Classification 4: Auteur Cinema

  • Her work is instantly recognizable:

    • Minimal dialogue

    • Long static shots

    • Emphasis on silence, routine, architecture

  • Her signature themes:

    • Jewish identity

    • Mother-daughter relationships

    • Queerness and female solitude

    • Alienation in the modern world

Feminist and Film Theory Anchors

  • Laura Mulvey: Akerman opposes voyeuristic film language.

  • Judith Butler: Queer temporality and performative identity.

  • Toby Miller: Transnational cinema that defies state borders and fixed identities.

Conclusion

Akerman’s cinema is feminist, transnational, diasporic, and deeply personal. Her refusal to conform—to form, genre, or identity—makes her a filmmaker whose work exists in-between borders, bodies, and histories.

How Margarethe von Trotta’s Marianne and Juliane Promotes Female Subjectivity

  • Film Overview

    • Original Title: Die bleierne Zeit (The Leaden Time)

    • Year: 1981

    • Based on the real-life Ensslin sisters: Gudrun (terrorist) and Christiane (journalist).

    • Fictionalized as Marianne (radical leftist, joins RAF) and Juliane (feminist journalist).

    • After Marianne’s death in prison (possible state violence), Juliane reconstructs her sister’s truth through memory.

  • About Margarethe von Trotta

    • Born in 1942 in Berlin during WWII.

    • Key figure in New German Cinema.

    • One of the first German women directors to gain critical and commercial success.

    • Recurring themes: female memory, sisterhood, politics, historical trauma, and resistance.

    • Former actress, deeply attuned to emotional performance and psychological realism.

How the Film Promotes Female Subjectivity

  • Narrative Through Juliane’s POV

    • The story is told from Juliane’s emotional perspective.

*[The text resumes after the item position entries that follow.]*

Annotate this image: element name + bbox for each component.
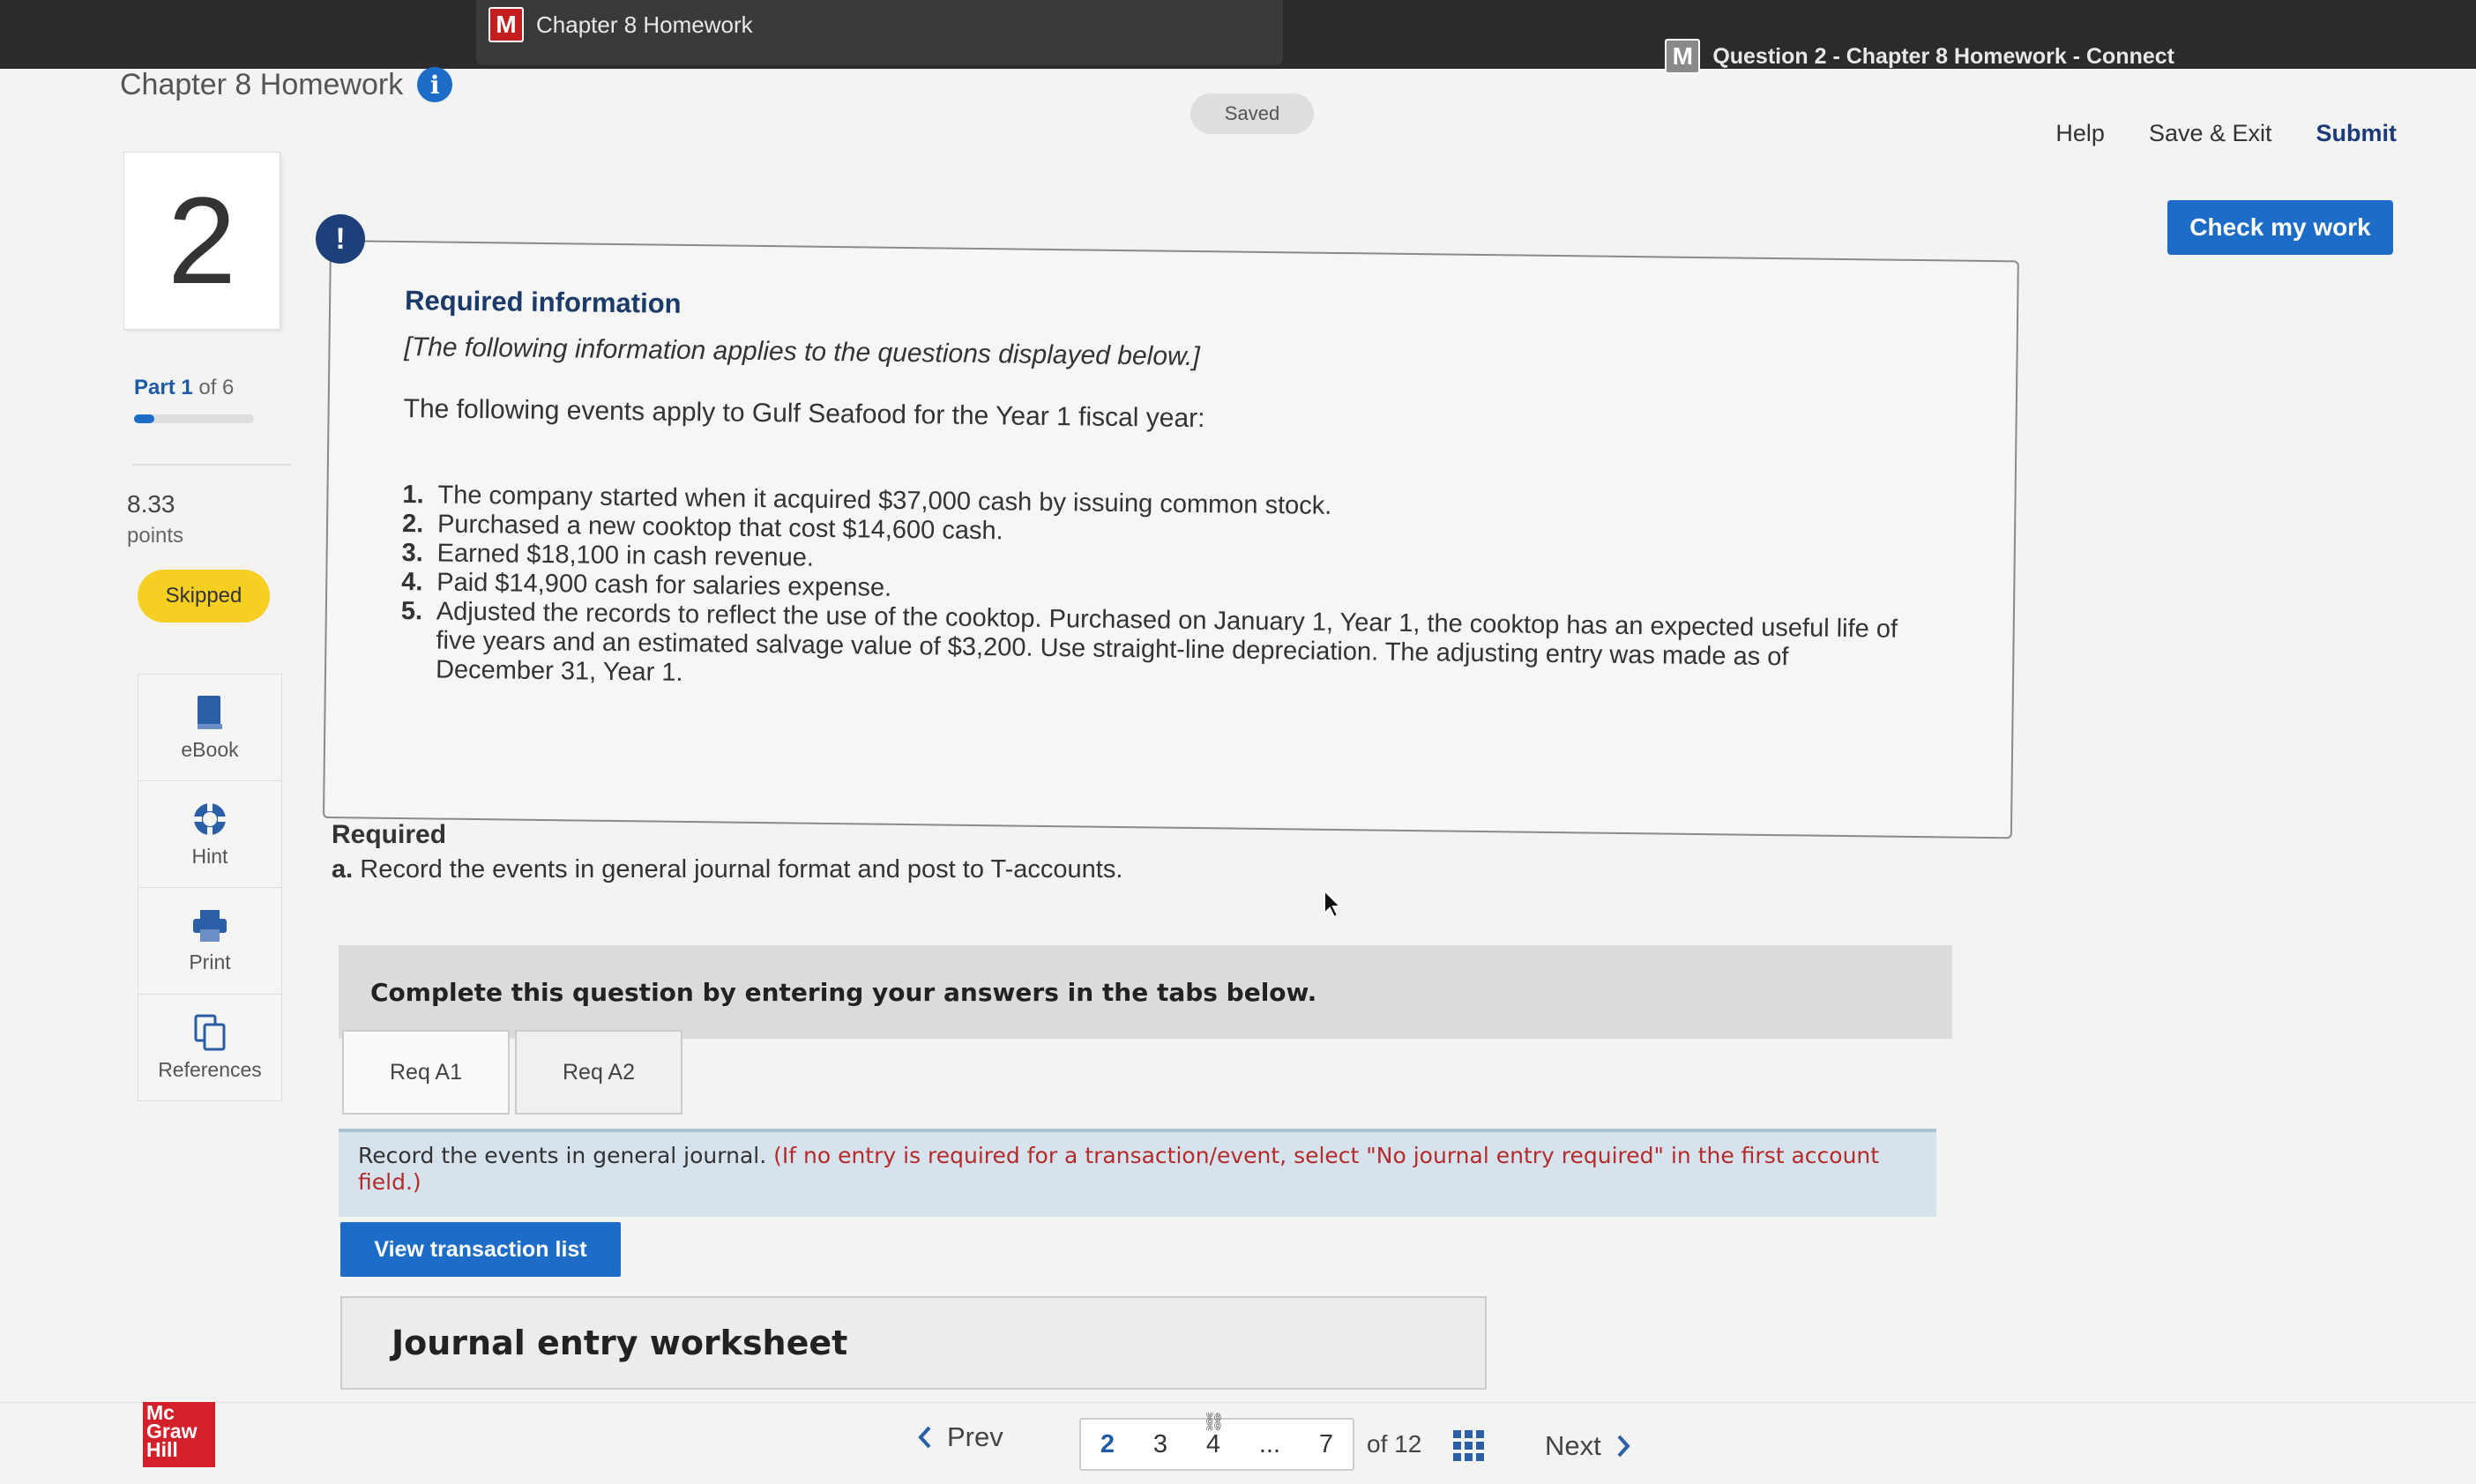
list-item: 5. Adjusted the records to reflect the us… (400, 597, 1900, 703)
required-information-box: Required information [The following info… (322, 240, 2019, 839)
page-current[interactable]: 2 (1100, 1430, 1115, 1459)
part-current: Part 1 (134, 376, 193, 399)
event-text: Earned $18,100 in cash revenue. (436, 539, 815, 572)
page-total: of 12 (1367, 1430, 1422, 1458)
next-button[interactable]: Next (1545, 1430, 1631, 1462)
info-icon[interactable]: i (417, 67, 453, 102)
requirement-a-text: Record the events in general journal for… (353, 855, 1123, 884)
browser-tab-question[interactable]: M Question 2 - Chapter 8 Homework - Conn… (1665, 39, 2174, 74)
requirement-a: a. Record the events in general journal … (332, 855, 1122, 884)
chevron-left-icon (918, 1426, 931, 1449)
part-indicator: Part 1 of 6 (134, 376, 234, 400)
tools-panel: eBook Hint Print References (138, 674, 282, 1101)
mcgraw-hill-logo: Mc Graw Hill (143, 1402, 215, 1467)
tool-label: eBook (181, 737, 239, 761)
tab-req-a2[interactable]: Req A2 (515, 1030, 682, 1115)
page-selector[interactable]: 2 3 ⛓ 4 ... 7 (1079, 1413, 1354, 1471)
event-number: 1. (402, 481, 424, 510)
status-badge: Skipped (138, 570, 270, 623)
printer-icon (193, 909, 227, 942)
required-info-intro: The following events apply to Gulf Seafo… (403, 394, 1205, 434)
check-my-work-button[interactable]: Check my work (2167, 200, 2393, 255)
requirement-a-label: a. (332, 855, 354, 884)
book-icon (198, 695, 222, 729)
tool-label: References (158, 1057, 262, 1081)
page-number[interactable]: 7 (1319, 1430, 1333, 1459)
mcgraw-tab-icon: M (488, 7, 524, 42)
help-link[interactable]: Help (2055, 120, 2105, 147)
points-label: points (127, 524, 184, 548)
browser-tab-strip: M Chapter 8 Homework M Question 2 - Chap… (0, 0, 2476, 74)
alert-icon: ! (316, 214, 365, 264)
part-total: of 6 (192, 376, 235, 399)
part-progress-bar (134, 414, 254, 423)
copy-icon (194, 1014, 226, 1050)
prev-button[interactable]: Prev (917, 1421, 1003, 1453)
saved-status: Saved (1190, 93, 1314, 134)
submit-link[interactable]: Submit (2316, 120, 2398, 147)
page-number[interactable]: 3 (1153, 1430, 1167, 1459)
question-number: 2 (123, 152, 280, 330)
required-info-note: [The following information applies to th… (404, 332, 1200, 372)
tool-label: Hint (191, 844, 228, 868)
references-button[interactable]: References (138, 995, 281, 1100)
event-text: Adjusted the records to reflect the use … (435, 597, 1898, 687)
part-progress-fill (134, 414, 155, 423)
logo-line: Hill (146, 1438, 178, 1461)
rail-divider (132, 464, 291, 466)
chevron-right-icon (1617, 1435, 1630, 1458)
next-label: Next (1545, 1430, 1601, 1461)
tool-label: Print (189, 950, 231, 973)
mcgraw-tab-icon: M (1665, 39, 1701, 74)
event-number: 5. (400, 597, 423, 626)
view-transaction-list-button[interactable]: View transaction list (340, 1222, 621, 1277)
page-number-linked[interactable]: ⛓ 4 (1203, 1413, 1225, 1459)
requirement-tabs: Req A1 Req A2 (342, 1030, 682, 1115)
page-number: 4 (1205, 1429, 1221, 1458)
browser-tab-active[interactable]: M Chapter 8 Homework (476, 0, 1283, 65)
lifebuoy-icon (193, 802, 227, 836)
hint-button[interactable]: Hint (138, 781, 281, 888)
event-number: 2. (401, 510, 424, 539)
header-links: Help Save & Exit Submit (2055, 120, 2397, 147)
link-icon: ⛓ (1202, 1412, 1226, 1432)
tab-req-a1[interactable]: Req A1 (342, 1030, 510, 1115)
tab-instructions: Record the events in general journal. (I… (339, 1129, 1936, 1217)
print-button[interactable]: Print (138, 888, 281, 995)
required-info-title: Required information (404, 285, 682, 319)
save-exit-link[interactable]: Save & Exit (2149, 120, 2272, 147)
browser-tab-title: Question 2 - Chapter 8 Homework - Connec… (1712, 43, 2174, 69)
mouse-cursor-icon (1324, 889, 1342, 919)
events-list: 1. The company started when it acquired $… (400, 481, 1902, 703)
complete-instructions: Complete this question by entering your … (339, 945, 1952, 1039)
points-value: 8.33 (127, 490, 175, 518)
prev-label: Prev (947, 1421, 1003, 1452)
event-number: 4. (401, 568, 423, 597)
browser-tab-title: Chapter 8 Homework (536, 11, 753, 38)
instruction-text: Record the events in general journal. (358, 1143, 774, 1168)
event-number: 3. (401, 539, 424, 568)
journal-entry-worksheet-title: Journal entry worksheet (340, 1296, 1487, 1390)
assignment-title: Chapter 8 Homework i (120, 67, 453, 102)
assignment-title-text: Chapter 8 Homework (120, 67, 404, 101)
required-heading: Required (332, 820, 447, 849)
grid-icon[interactable] (1453, 1430, 1485, 1462)
ebook-button[interactable]: eBook (138, 675, 281, 781)
page-ellipsis: ... (1258, 1429, 1281, 1458)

    • The audience experiences her confusion, guilt, loyalty, and fear.

  • Use of Flashbacks = Memory as Form

    • Non-linear time mimics how trauma works—not logically but emotionally.

    • Marianne appears as an echo, a haunting presence woven into Juliane’s present.

  • Sisterhood > Romance

    • Male characters are marginal.

    • Primary emotional relationships are between women, through conflict, love, and mourning.

    • Female bonds become the foundation for political and personal truth.

  • Grief as a Political Act

    • Juliane refuses to forget or sanitize her sister’s memory.

    • She reclaims female rage, grief, and political history in a public space dominated by men.

  • Archives of the Body

    • Marianne’s body (post-death) becomes contested, with questions of suicide versus murder.

    • Juliane fights for the truth of her sister’s body and life, a metaphor for reclaiming female narratives.

Feminist Film Theory Links

  • Teresa de Lauretis: The female subject as one who remakes memory and identity.

  • bell hooks: Grieving woman as political agent, not a silent victim.

  • Claire Johnston: Counter-cinema that disrupts linear, patriarchal storytelling.

Conclusion

Marianne and Juliane promote female subjectivity by placing female grief, memory, and history at the center. Juliane is not a witness to history but a maker of counter-history, retelling the lives of women through emotion, memory, and resistance.